Associations with significant interaction terms (p < 2.17E−03, Bonferroni corrected p value for 23 SNPs) are listed. Both triglycerides and vitamin E levels were natural-log transformed. βs, standard errors (SE), and p values for main effects of the SNP and the environment are represented, along with the amount of trait variance explained (R2) by interaction term

Interactions between ANGPTL3 rs1748195 and both vitamins A and E were associated with HDL-C levels in non-Hispanic whites (p = 1.16 × 10−3 and p = 2.06 × 10−3). The ANGPTL3 rs1748195 × vitamin A interaction trended toward significance in non-Hispanic blacks (p = 0.01) but was not associated with HDL-C in Mexican-Americans (p = 0.64, Table S1). Similarly, the rs1748195 × vitamin E interaction was not associated with HDL-C in the other two populations.

Two interactions with a variant in PCSK9 are also listed in Table 4. The PCSK9 rs11206510 × vitamin A interaction was associated with LDL-C in Mexican-Americans at p = 7.65 × 10−5. In addition, the PCSK9 rs11206510 × vitamin E interaction was associated with transformed triglycerides in non-Hispanic whites at p = 1.27 × 10−3. Lastly, the only significant gene–environment interaction observed in non-Hispanic blacks was between the APOA1/C3/A4/A5 cluster variant rs3135506 and vitamin E, which was associated with triglyceride levels at p = 2.45 × 10−4.

The nine significant interaction models individually explained 0.35–1.61 % of the variation in one of the lipid traits. Interactions rs693 × vitamin E and rs11206510 × vitamin A had the greatest R2 values and contributed to 1.61 and 1.26 %, respectively, of the variation in LDL-C among Mexican-Americans. The seven other interaction terms had R2 values <1 %.

Adjustment for lifestyle and dietary variables

Additional factors, both dietary and environmental, may influence both serum lipid and serum vitamin levels and, possibly, the interactions modeled here. To account for these variables, we adjusted our nine most significant associations for (1) BMI and current smoking status and (2) BMI, current smoking status, and five dietary variables (total fiber and total energy intake from carbohydrates, protein, fat, and alcohol), along with age and sex. For five of the nine associations tested, adjustment for BMI and smoking did not appreciably alter the results compared to the models minimally adjusted for age and sex (Table S7). And of these five associations, only one (rs174819 × vitamin E with HDL-C in non-Hispanic whites) was no longer significant (p = 0.02) after including dietary variables in the model. Interestingly, of the four associations that no longer remained significant (p > 0.04) after adjustment for BMI and current smoking status, all four included an interaction with rs693. Indeed, the p value for the previously most significant interaction (rs693 × vitamin E with LDL-C in Mexican-Americans) rose from p = 2.67 × 10−7 to p = 0.59 and the amount of variance explained dropped from R2 = 1.61 % to only R2 = 0.30 % (Table S7).

Discussion

In this study, we have identified three novel SNP × vitamin A and six novel SNP × vitamin E interactions. A majority of the significant interactions were associated with triglycerides (4/9) and were among non-Hispanic whites (6/9), which may be a result of the stronger associations between triglycerides and serum vitamin levels (Table 3) and the larger sample size for non-Hispanic whites compared to non-Hispanic blacks and Mexican-Americans (Table 1). When dietary and lifestyle variables were included in the model, the four vitamin interactions with rs693 were no longer significant (Table S7).

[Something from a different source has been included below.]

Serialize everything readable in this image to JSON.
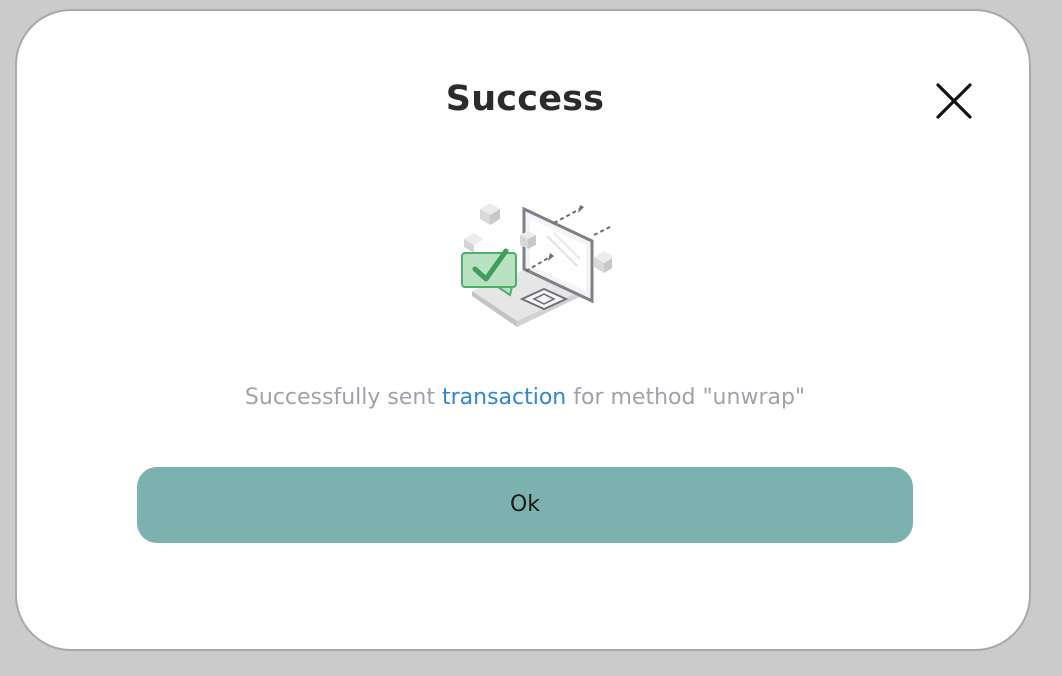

Although we identified several statistically significant interactions, the overall contribution each interaction term made toward the observed trait variability for any of the lipid traits was small. For example, after adjusting for age and sex, the interactions discovered here explained only 0.35–0.39 %, 0.67–1.61 %, and 0.36–0.80 % of the variability in HDL-C, LDL-C, and triglyceride levels, respectively. Our most significant finding (APOB rs693 × vitamin E) only explained 1.61 % of the variance in LDL-C among Mexican-Americans, a trait that is up to 80 % heritable. In comparison, the effect of age and sex together accounted for 5.9 % of the variance in LDL-C among Mexican-Americans. Furthermore, after adjusting our most significant interactions for BMI, current smoking status, and dietary intake, all the R2 values decreased, with the rs11206510 × vitamin A interaction with LDL-C in Mexican-Americans resulting in the largest R2 of only 1.12 %.

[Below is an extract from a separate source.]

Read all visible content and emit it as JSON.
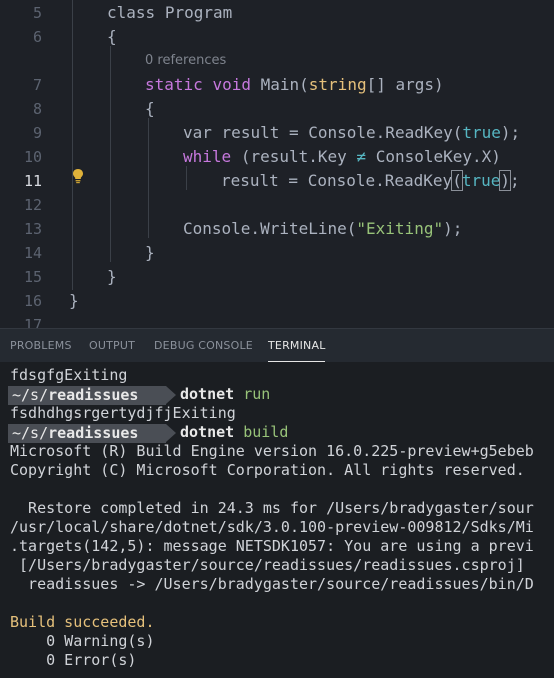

All of the genes implicated here play key roles in lipid metabolism. ANGPTL3 encodes a protein which can suppress lipoprotein lipase (LPL) activity, leading to increases in plasma triglycerides and HDL-C. PCSK9 encodes protein convertase subtilisin kexin 9, a protein that binds the LDL receptor and induces its degradation. The APOA1/C3/A4/A5 gene cluster lies within a 17-kb region on chromosome 11. Proteins made by this gene cluster are the major constituents of very low-density lipoprotein (VLDL) and/or HDL, act to inhibit LPL activity, and influence dietary fat absorption and chylomicron synthesis (Delgado-Lista et al. 2010). The gene products of APOB, apoB-48 and apo-100, are the main apolipoproteins of chylomicrons and LDL particles, respectively.

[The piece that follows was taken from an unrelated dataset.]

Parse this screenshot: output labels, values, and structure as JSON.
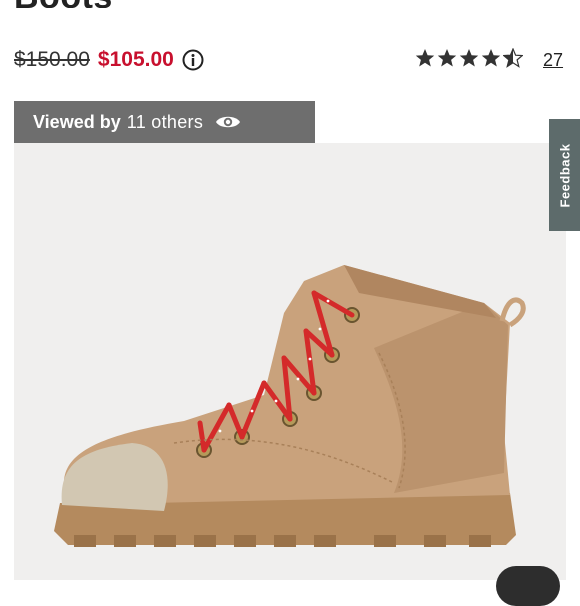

Interestingly, four out of the nine (44 %) significant interactions included the variant rs693 in APOB (Table 4). The gene products of APOB, apoB-48 and apo-100, are the main apolipoproteins of chylomicrons and LDL particles, respectively. In fact, one study showed that genetically modified mice that do not express APOB in the intestine do not form chylomicrons and display defective absorption of fats and fat-soluble vitamins (Young et al. 1995). Furthermore, mutations in APOB have been shown to cause familial hypolipoproteinemia (FHBL), which is characterized by low levels of apolipoprotein B containing lipoproteins and fat-soluble vitamin malabsorption, resulting neurological complications from lack of vitamin E (Young 1990).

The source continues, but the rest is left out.